Even though you can find plenty of cameras that can capture video and images alike, some people need a camera focused on video entirely. It’s typically the domain of a filmmaker, because while you can kill both styles of creativity with the one, sometimes it’s the features on one that make it easier to use.
For filmmakers, Sony is hoping to channel the creativity and control normally found in its bigger cinema-style cameras for a smaller type of camera, launching in the FX3.
It’s the second camera of this style we’ve heard about this week, joining Blackmagic’s 6K handheld cinema camera, but Sony’s is a little different.
Rather, Sony’s new cinema-focused camera looks a little more like Sony’s Alpha cameras, but is inspired by the Sony Cinema FX cameras, providing a 4K Exmor R CMOS sensor for with a high range of low-light sensitivity, plus colour inspired by Sony’s Venice camera used for film production.
Plus it’s small, weighing 715 grams, compared to the larger bodies cinema and video production cameras typically cater to. The camera doesn’t have a microphone section built into its body like bigger cameras, but it can be attached using a special handle, the XLR handle, which adds support for extra microphones, the sort of thing that filmmakers might need and rely on.
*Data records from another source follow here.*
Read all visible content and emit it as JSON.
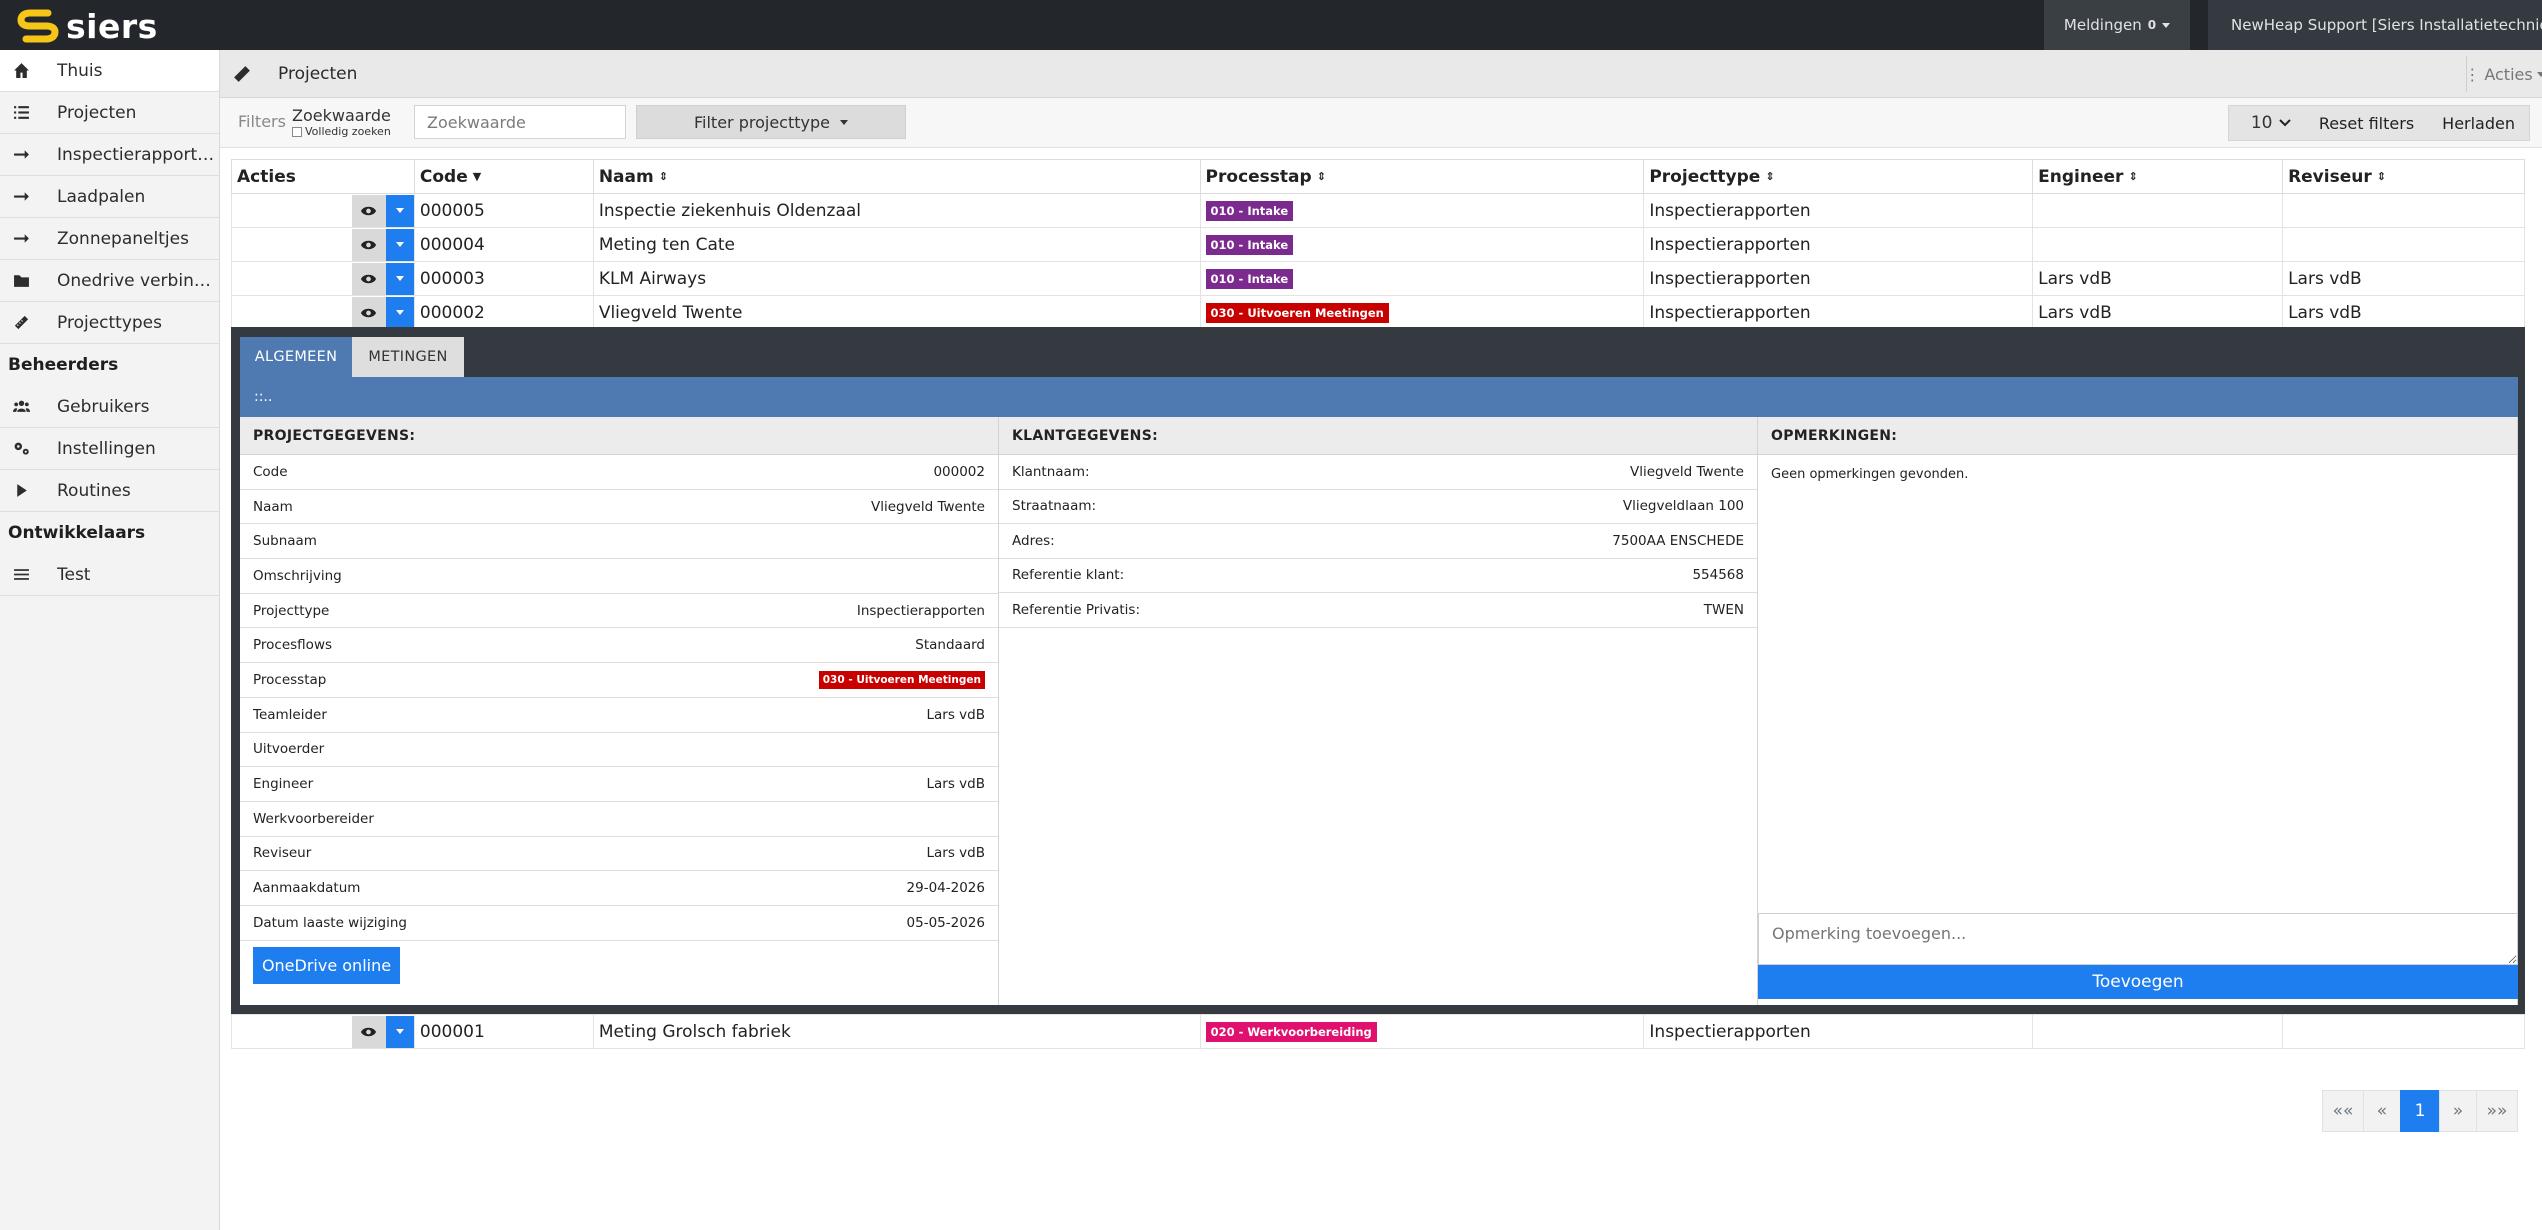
{
  "brand": {
    "name": "siers",
    "logo_color": "#f5c518"
  },
  "topbar": {
    "notifications_label": "Meldingen",
    "notifications_count": "0",
    "user_label": "NewHeap Support [Siers Installatietechniek]"
  },
  "sidebar": {
    "items": [
      {
        "label": "Thuis",
        "icon": "home-icon"
      },
      {
        "label": "Projecten",
        "icon": "list-icon"
      },
      {
        "label": "Inspectierapporten",
        "icon": "arrow-right-icon"
      },
      {
        "label": "Laadpalen",
        "icon": "arrow-right-icon"
      },
      {
        "label": "Zonnepaneltjes",
        "icon": "arrow-right-icon"
      },
      {
        "label": "Onedrive verbindingen",
        "icon": "folder-icon"
      },
      {
        "label": "Projecttypes",
        "icon": "ruler-icon"
      }
    ],
    "admin_heading": "Beheerders",
    "admin_items": [
      {
        "label": "Gebruikers",
        "icon": "users-icon"
      },
      {
        "label": "Instellingen",
        "icon": "gears-icon"
      },
      {
        "label": "Routines",
        "icon": "play-icon"
      }
    ],
    "dev_heading": "Ontwikkelaars",
    "dev_items": [
      {
        "label": "Test",
        "icon": "menu-icon"
      }
    ]
  },
  "page": {
    "title": "Projecten",
    "actions_label": "Acties"
  },
  "filters": {
    "label": "Filters",
    "search_label": "Zoekwaarde",
    "full_search_label": "Volledig zoeken",
    "search_placeholder": "Zoekwaarde",
    "project_type_filter": "Filter projecttype",
    "per_page": "10",
    "reset_label": "Reset filters",
    "reload_label": "Herladen"
  },
  "table": {
    "headers": [
      "Acties",
      "Code",
      "Naam",
      "Processtap",
      "Projecttype",
      "Engineer",
      "Reviseur"
    ],
    "rows": [
      {
        "code": "000005",
        "naam": "Inspectie ziekenhuis Oldenzaal",
        "processtap": "010 - Intake",
        "badge_color": "#7b2a8e",
        "projecttype": "Inspectierapporten",
        "engineer": "",
        "reviseur": ""
      },
      {
        "code": "000004",
        "naam": "Meting ten Cate",
        "processtap": "010 - Intake",
        "badge_color": "#7b2a8e",
        "projecttype": "Inspectierapporten",
        "engineer": "",
        "reviseur": ""
      },
      {
        "code": "000003",
        "naam": "KLM Airways",
        "processtap": "010 - Intake",
        "badge_color": "#7b2a8e",
        "projecttype": "Inspectierapporten",
        "engineer": "Lars vdB",
        "reviseur": "Lars vdB"
      },
      {
        "code": "000002",
        "naam": "Vliegveld Twente",
        "processtap": "030 - Uitvoeren Meetingen",
        "badge_color": "#c80000",
        "projecttype": "Inspectierapporten",
        "engineer": "Lars vdB",
        "reviseur": "Lars vdB"
      }
    ],
    "last_row": {
      "code": "000001",
      "naam": "Meting Grolsch fabriek",
      "processtap": "020 - Werkvoorbereiding",
      "badge_color": "#e0106e",
      "projecttype": "Inspectierapporten",
      "engineer": "",
      "reviseur": ""
    }
  },
  "detail": {
    "tabs": [
      "ALGEMEEN",
      "METINGEN"
    ],
    "bar_text": "::..",
    "project_heading": "PROJECTGEGEVENS:",
    "project_fields": [
      {
        "label": "Code",
        "value": "000002"
      },
      {
        "label": "Naam",
        "value": "Vliegveld Twente"
      },
      {
        "label": "Subnaam",
        "value": ""
      },
      {
        "label": "Omschrijving",
        "value": ""
      },
      {
        "label": "Projecttype",
        "value": "Inspectierapporten"
      },
      {
        "label": "Procesflows",
        "value": "Standaard"
      },
      {
        "label": "Processtap",
        "value": "030 - Uitvoeren Meetingen",
        "badge": true
      },
      {
        "label": "Teamleider",
        "value": "Lars vdB"
      },
      {
        "label": "Uitvoerder",
        "value": ""
      },
      {
        "label": "Engineer",
        "value": "Lars vdB"
      },
      {
        "label": "Werkvoorbereider",
        "value": ""
      },
      {
        "label": "Reviseur",
        "value": "Lars vdB"
      },
      {
        "label": "Aanmaakdatum",
        "value": "29-04-2026"
      },
      {
        "label": "Datum laaste wijziging",
        "value": "05-05-2026"
      }
    ],
    "onedrive_label": "OneDrive online",
    "client_heading": "KLANTGEGEVENS:",
    "client_fields": [
      {
        "label": "Klantnaam:",
        "value": "Vliegveld Twente"
      },
      {
        "label": "Straatnaam:",
        "value": "Vliegveldlaan 100"
      },
      {
        "label": "Adres:",
        "value": "7500AA ENSCHEDE"
      },
      {
        "label": "Referentie klant:",
        "value": "554568"
      },
      {
        "label": "Referentie Privatis:",
        "value": "TWEN"
      }
    ],
    "remarks_heading": "OPMERKINGEN:",
    "remarks_empty": "Geen opmerkingen gevonden.",
    "remark_placeholder": "Opmerking toevoegen...",
    "add_label": "Toevoegen"
  },
  "pagination": {
    "first": "««",
    "prev": "«",
    "current": "1",
    "next": "»",
    "last": "»»"
  }
}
Inside the camera, the sensor offers a full-frame 4K capable sensor, supporting an ISO range of 80 to 102,400, with an expansion of ISO 409,600, and up to 120 frames per second at that 4K Ultra HD capability. Filmmakers can use a fast autofocus found in the camera with 627 points, and thanks to it being built like a mirrorless camera, you can also touch the screen with real-time tracking, keeping the body and subject stable with 5-axis in-body image stabilisation.
The ease of use in the control is important, because it’s one of the things that separates the Sony FX3 from other cameras, even other cameras Sony makes. One hand can reportedly control the camera, with 140 functions assignable to 15 custom keys — though likely not all 140 — essentially allowing the FX3 to be set up the way the filmmaker wants.
We’re told it will also take stills, so it’s not just a filmmaking camera, with 12 megapixel stills capable from the camera, but the focus is more on video capture than anything else, thanks in part to a film profile used for its film cameras, seen on the video footage captured with the camera. It will even take Sony’s lenses, using the E-mount from its mirrorless cameras for the full-frame sensor.
However it’s not exactly inexpensive, set to arrive in Australia mid-March for $6999. You’ll find it at camera retailers and specialists then, but likely without a lens.